The Carlyle Group does not employ anyone at its Washington headquarters to
deal with the press. Inquiries about the links with the Binladins (as most of the
family choose to spell their name) are instead referred to someone outside the
company, on condition he is referred to only as "a source familiar with the
relationship". This source says: "I can confirm the fact that any Binladin Group
investment in Carlyle has been terminated or is being terminated. It amounted to
a $2m investment in the Carlyle II Fund, which was anyway a very small portion
of a $1.3bn fund. In the scheme of the investments and in the scheme of the
business of either party it was very small. We have to get this into perspective.
But I think there was a sense that there were questions being raised and some
controversy, and for such a small amount of money it was something that we
wanted to put behind us.

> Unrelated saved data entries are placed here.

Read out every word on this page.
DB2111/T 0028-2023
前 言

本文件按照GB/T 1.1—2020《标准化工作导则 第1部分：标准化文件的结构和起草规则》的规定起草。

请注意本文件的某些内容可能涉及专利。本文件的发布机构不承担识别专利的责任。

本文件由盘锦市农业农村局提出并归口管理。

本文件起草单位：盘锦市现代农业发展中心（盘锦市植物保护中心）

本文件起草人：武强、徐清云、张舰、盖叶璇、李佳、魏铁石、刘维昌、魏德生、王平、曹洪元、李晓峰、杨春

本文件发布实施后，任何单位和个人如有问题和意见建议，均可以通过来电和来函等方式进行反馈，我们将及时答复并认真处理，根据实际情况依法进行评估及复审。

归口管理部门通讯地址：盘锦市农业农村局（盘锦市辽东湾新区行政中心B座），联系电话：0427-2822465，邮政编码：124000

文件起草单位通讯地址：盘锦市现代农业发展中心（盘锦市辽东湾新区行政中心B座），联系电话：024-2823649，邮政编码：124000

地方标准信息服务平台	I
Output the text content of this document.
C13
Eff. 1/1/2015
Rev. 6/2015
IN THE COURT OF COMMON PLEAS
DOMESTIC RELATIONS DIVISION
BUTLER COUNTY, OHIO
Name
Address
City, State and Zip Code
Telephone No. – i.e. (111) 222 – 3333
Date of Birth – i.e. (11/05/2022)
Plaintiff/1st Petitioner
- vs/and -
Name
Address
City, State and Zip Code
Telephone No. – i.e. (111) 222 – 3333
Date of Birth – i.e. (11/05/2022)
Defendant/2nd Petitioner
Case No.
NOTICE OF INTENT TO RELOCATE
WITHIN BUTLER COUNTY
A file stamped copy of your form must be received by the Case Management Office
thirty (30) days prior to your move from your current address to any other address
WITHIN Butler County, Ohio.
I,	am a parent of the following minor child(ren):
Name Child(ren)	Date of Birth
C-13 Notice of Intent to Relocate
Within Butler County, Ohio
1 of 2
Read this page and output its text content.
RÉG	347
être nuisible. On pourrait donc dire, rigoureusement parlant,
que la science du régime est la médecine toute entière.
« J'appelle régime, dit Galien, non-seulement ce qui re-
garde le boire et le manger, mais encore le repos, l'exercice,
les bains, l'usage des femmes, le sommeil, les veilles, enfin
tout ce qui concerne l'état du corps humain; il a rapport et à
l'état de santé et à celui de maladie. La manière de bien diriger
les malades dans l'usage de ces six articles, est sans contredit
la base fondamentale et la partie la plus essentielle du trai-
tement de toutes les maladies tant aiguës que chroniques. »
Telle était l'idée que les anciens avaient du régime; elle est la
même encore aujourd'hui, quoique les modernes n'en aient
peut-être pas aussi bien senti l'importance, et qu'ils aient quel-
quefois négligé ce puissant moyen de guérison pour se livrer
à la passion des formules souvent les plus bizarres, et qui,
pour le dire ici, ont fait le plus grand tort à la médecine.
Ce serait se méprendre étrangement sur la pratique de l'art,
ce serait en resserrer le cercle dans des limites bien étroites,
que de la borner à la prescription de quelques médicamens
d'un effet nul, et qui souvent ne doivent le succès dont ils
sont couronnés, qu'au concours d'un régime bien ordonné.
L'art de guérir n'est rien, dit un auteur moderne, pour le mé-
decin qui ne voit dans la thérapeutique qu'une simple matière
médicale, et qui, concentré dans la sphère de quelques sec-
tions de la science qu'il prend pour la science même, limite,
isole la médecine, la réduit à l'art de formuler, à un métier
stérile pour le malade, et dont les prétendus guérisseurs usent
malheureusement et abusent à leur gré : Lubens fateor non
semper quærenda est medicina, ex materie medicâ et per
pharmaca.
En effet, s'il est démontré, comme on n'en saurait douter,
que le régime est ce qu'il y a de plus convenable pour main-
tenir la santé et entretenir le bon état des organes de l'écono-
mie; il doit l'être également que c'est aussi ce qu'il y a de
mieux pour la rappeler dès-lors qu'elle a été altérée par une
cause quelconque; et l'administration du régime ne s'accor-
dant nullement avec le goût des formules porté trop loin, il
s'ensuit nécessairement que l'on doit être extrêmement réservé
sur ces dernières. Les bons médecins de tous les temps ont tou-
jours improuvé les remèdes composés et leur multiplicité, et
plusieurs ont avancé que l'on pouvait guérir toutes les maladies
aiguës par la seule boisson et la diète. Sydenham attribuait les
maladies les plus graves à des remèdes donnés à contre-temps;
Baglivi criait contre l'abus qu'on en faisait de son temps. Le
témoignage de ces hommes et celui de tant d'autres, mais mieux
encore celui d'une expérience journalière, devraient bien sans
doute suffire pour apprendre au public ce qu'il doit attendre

It was just a business decision."
But if the Binladins' connection to the Carlyle Group lasted no more than six
years, the current President Bush's own links to the firm go far deeper. In 1990,
he was appointed to the board of one of Carlyle's first purchases, an airline food
business called Caterair, which they eventually sold at a loss. He left the board in
1992, later to become Governor of Texas. Shortly thereafter, he was
responsible for appointing several members of the board which controlled the
investment of Texas teachers' pension funds. A few years later, the board
decided to invest $100m of public money in the Carlyle Group. The firm's magic
touch was already bringing results. Today, it is proving as fruitful as ever.